Now this, put so, is (you will say) so extremely, obvious that it must needs hide a fallacy or at best a quibble on a word. I shall try to show that it does not: that it directly opposes plain truth to a convention accepted by the Ordinance, and that the fallacy lies in that convention.
A convention may be defined as something which a number of men have agreed to accept in lieu of the truth and to pass off for the truth upon others: I was about to add, preferably when they can catch them young: but some recent travel in railway trains and listening to the kind of stuff men of mature years deliver straight out of newspapers for the products of their own digested thought have persuaded me that the ordinary man is as susceptible at fifty, sixty, or even seventy as at any earlier period of growth, and that the process of incubation is scarcely less rapid.
I am not, to be sure, concerned to deny that there may be conventions useful enough to society, serving it to maintain government, order, public and private decency, or the commerce on which it must needs rest to be a civilised society at all— commerce of food, commerce of clothing, and so on, up to commerce in knowledge and ideas. Government itself—any form of it—is a convention; marriage is a convention; money of course is a convention, and the alphabet itself I suppose to contain as many conventions as all the old Courts of Love and Laws of Chivalry put together, and our English alphabet one tremendous fallacy, that twenty-six letters, separately or in combination are capable of symbolising all the sounds produced by an Englishman's organs of speech, let alone the sounds he hears from foreigners, dogs, guns, steam-engines, motor-horns and other friends and enemies to whom we deny the franchise. Also of course it ignores the whole system of musical notes—another convention—which yet with many of the older bards could hardly be separated from the words they used, though now only the words survive and as literature.
IV
But every convention has a fallacy somewhere at the root; whether it be useful and operative, as many a legal fiction is operative, for good; or senile, past service yet tyrannous by custom, and so pernicious; or merely foolish, as certain artistic conventions are traceable, when a Ruskin comes to judgment, back to nothing better than folly: and it becomes men of honest mind, in dealing with anything recognisable as a convention, to examine its accepted fallacy, whether it be well understood or ill understood; beneficent or pernicious or merely foolish or both foolish and pernicious: and this is often most handily done by tracing its history.
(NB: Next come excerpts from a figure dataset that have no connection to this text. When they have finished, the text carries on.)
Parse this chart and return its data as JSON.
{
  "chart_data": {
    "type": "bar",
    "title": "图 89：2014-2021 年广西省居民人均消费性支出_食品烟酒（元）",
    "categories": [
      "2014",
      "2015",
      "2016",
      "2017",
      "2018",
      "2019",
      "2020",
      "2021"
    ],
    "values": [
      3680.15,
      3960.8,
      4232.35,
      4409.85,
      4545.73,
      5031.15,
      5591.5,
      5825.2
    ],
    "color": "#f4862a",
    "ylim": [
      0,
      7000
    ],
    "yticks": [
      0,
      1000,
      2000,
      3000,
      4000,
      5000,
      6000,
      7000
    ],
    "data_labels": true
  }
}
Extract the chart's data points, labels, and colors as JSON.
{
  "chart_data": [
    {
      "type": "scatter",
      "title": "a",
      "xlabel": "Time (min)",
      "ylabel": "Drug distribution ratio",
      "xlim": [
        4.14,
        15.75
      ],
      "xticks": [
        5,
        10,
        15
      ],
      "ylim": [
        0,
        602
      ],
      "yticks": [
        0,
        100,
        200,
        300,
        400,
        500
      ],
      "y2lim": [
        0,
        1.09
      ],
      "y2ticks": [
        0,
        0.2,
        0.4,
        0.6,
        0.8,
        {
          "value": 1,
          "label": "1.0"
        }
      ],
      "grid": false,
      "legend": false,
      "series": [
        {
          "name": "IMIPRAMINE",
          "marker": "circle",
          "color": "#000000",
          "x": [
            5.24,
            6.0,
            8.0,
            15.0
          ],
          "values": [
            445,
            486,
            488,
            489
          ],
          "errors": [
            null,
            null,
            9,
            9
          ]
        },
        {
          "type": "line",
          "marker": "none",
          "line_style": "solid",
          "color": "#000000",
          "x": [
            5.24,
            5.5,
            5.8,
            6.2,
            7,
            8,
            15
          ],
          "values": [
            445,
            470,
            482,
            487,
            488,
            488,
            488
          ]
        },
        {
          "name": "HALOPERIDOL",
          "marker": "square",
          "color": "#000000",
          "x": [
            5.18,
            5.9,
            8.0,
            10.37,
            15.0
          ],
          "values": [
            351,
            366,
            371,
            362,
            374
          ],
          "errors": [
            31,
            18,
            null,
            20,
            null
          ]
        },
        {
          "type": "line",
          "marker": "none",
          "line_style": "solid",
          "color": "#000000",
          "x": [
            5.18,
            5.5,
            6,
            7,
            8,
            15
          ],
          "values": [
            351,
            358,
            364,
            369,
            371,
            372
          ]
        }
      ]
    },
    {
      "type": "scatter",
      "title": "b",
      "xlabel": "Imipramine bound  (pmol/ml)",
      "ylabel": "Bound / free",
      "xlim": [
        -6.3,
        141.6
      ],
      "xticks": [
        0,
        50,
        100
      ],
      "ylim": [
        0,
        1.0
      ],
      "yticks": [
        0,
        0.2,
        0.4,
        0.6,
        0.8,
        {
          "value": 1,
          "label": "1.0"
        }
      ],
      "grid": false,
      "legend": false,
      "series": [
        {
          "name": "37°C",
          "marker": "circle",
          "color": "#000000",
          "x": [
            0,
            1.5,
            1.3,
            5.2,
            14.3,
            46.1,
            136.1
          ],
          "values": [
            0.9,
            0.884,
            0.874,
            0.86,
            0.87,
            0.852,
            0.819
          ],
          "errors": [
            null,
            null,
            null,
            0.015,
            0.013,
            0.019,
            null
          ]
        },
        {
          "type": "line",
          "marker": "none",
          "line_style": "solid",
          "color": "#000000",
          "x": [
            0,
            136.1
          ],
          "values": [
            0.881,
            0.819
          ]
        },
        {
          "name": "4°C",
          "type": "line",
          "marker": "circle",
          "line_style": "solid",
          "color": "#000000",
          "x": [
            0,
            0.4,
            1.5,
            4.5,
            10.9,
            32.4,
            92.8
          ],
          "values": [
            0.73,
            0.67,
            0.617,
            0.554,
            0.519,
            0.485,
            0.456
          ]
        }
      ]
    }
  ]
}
Now I shall assume that the framers of the Ordinance regulating the duties of this Chair knew well enough, of their own reading, that English Literature deals with a vast variety of subjects: and that, if any piece of writing miss to deal with its particular subject, so closely that theme and treatment can scarcely be separated, by so much will it be faulty as literature. Milton is fairly possessed with the story of Man's fall, Boswell possessed with Johnson, Shelley with hatred of tyranny in all its manifestations, Mill again with the idea of Liberty: and it is only because we had knowledge presented to us at an age when we thought more attentively of apples, that we still fail to recognise in Euclid and Dr Todhunter two writers who are excellent because possessed with a passion for Geometry.
I infer, then, that the framers of the Ordinance, when they employed this phrase 'the study of the subject of English Literature,' knew well enough that no such thing existed in nature, but adopted the convention that English Literature could be separated somehow from its content and treated as a subject all by itself, for teaching purposes: and, for purposes of examination, could be yoked up with another subject called English Language, as other Universities had yoked it.
V
I believe the following to be a fair account of how these examinations in English Language and Literature came to pass, and how a certain kind of student came to pass these Examinations. At any rate since the small revolution has happened in my life-time and most of it since I was able to observe, the account here is drawn from my own observation and may be checked and corrected by yours.
Thirty-five or forty years ago—say in the late seventies or early eighties—some preparatory schools, and others that taught older boys but ranked below the great Public Schools in repute, taught so much of English Literature as might be comprised, at a rough calculation, in two or three plays of Shakespeare, edited by Clark and Aldis Wright; a few of Bacon's Essays, Milton's early poems, Stopford Brooke's little primer, a book of extracts for committal to memory, with perhaps Chaucer's "Prologue" and a Speech of Burke. In the great Public Schools no English Literature was studied, save in those which had invented 'Modern Sides,' to prepare boys specially for Woolwich or Sandhurst or the Indian Civil Service; for entrance to which examinations were held on certain prescribed English Classics, and marks mainly given for acquaintance with the editors' notes.